Überlebensdauer der Spermien
Überlebensdauer: in der Vagina einige Stunden, an der Luft 4-24 Stunden, im Gebärmutterhals bis zu 7 Tage.
Die Lebensspanne der Samenzellen und somit ihre Befruchtungsfähigkeit hängt davon ab, wo sie sich aufhalten und welche Bedingungen sie vorfinden.
Außerhalb des Körpers wird die Überlebensdauer unter anderem davon bestimmt, wie schnell die Samenflüssigkeit eintrocknet. Auf saugfähigen Stoffen (Kleidung, Bettlaken) trocknet das Sperma schon nach wenigen Minuten ein, so dass die Spermien absterben. Das gilt auch für die warme Körperhaut (Bauch, Schenkel), wobei das Eintrocknen größerer Spermamengen natürlich länger dauert. Wenn man also etwas Ejakulat auf dem Finger hat, wird es nach ein paar Minuten eingetrocknet sein und damit sind auch die Spermien abgestorben.

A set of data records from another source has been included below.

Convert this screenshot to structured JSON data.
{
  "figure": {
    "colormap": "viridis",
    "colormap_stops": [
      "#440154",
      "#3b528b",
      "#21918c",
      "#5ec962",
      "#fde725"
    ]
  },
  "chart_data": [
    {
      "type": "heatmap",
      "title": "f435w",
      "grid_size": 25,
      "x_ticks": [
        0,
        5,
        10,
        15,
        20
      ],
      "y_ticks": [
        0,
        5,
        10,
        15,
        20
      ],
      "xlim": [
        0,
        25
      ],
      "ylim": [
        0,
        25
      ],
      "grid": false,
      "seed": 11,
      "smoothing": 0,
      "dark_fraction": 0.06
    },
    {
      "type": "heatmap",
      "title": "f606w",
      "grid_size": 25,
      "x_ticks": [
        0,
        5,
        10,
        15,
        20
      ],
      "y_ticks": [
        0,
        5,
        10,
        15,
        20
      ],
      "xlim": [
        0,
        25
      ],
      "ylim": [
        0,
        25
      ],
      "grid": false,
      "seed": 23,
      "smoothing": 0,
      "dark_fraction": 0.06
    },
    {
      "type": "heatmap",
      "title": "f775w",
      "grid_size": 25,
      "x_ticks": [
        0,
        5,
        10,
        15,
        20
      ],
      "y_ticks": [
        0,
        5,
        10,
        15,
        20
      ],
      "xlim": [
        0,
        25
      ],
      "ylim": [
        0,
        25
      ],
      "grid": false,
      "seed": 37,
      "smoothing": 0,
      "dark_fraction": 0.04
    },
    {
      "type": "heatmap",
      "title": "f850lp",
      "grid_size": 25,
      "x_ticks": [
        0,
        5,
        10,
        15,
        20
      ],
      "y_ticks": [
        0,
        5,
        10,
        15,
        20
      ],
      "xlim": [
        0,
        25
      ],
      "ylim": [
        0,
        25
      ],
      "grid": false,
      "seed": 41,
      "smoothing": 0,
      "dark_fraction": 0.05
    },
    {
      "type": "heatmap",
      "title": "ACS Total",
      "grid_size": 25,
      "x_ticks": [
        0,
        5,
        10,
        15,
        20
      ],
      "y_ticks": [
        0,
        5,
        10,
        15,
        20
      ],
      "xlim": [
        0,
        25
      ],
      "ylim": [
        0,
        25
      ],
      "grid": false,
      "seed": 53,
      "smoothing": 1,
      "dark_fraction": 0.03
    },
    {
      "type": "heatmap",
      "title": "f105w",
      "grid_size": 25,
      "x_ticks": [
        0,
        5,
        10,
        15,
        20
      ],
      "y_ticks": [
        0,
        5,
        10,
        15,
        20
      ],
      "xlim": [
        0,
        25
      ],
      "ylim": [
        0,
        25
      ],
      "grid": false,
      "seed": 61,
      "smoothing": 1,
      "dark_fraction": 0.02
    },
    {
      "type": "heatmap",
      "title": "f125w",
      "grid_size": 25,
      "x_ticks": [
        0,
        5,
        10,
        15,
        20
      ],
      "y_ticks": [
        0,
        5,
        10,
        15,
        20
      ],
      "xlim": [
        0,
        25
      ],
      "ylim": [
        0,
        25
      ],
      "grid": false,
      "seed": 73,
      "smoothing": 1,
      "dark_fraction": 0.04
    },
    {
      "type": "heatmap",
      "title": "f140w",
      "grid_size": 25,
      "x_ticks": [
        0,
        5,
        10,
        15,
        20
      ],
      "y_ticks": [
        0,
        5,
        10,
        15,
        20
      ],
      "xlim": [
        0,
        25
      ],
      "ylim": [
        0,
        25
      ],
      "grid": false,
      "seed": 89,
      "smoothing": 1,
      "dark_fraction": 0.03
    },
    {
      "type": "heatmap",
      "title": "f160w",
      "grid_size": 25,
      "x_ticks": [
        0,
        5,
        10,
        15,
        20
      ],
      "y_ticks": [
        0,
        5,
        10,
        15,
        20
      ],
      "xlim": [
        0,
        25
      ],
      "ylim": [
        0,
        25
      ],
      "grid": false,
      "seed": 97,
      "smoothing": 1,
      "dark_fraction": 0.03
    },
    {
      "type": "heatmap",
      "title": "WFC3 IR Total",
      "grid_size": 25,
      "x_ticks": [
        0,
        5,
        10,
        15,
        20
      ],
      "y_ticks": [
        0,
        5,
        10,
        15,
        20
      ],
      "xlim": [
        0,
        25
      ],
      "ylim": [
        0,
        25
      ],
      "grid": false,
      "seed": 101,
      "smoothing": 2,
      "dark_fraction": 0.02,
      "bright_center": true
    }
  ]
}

Solange die Spermien allerdings durch genügend Samenflüssigkeit geschützt sind, können sie außerhalb des Körpers mehrere Stunden befruchtungsfähig bleiben.
Im weiblichen Körper sind die Überlebenschancen unterschiedlich. In der Scheide halten sie sich nur wenige Stunden, in der Gebärmutter und in den Eileitern dagegen drei bis sieben Tage.
Diese „Haltbarkeit“ im weiblichen Körper spielt eine wichtige Rolle bei der Befruchtung der Eizelle. Zwar ist die Eizelle nach dem Eisprung nur ca. 12 bis 24 Stunden befruchtungsfähig. Hat aber einige Tage vor dem Eisprung ein ungeschützter Geschlechtsverkehr stattgefunden, sind die in die Eileiter gewanderten Samenzellen (bis zu 7 Tagen) immer noch in der Lage, sich mit der Eizelle zu vereinigen.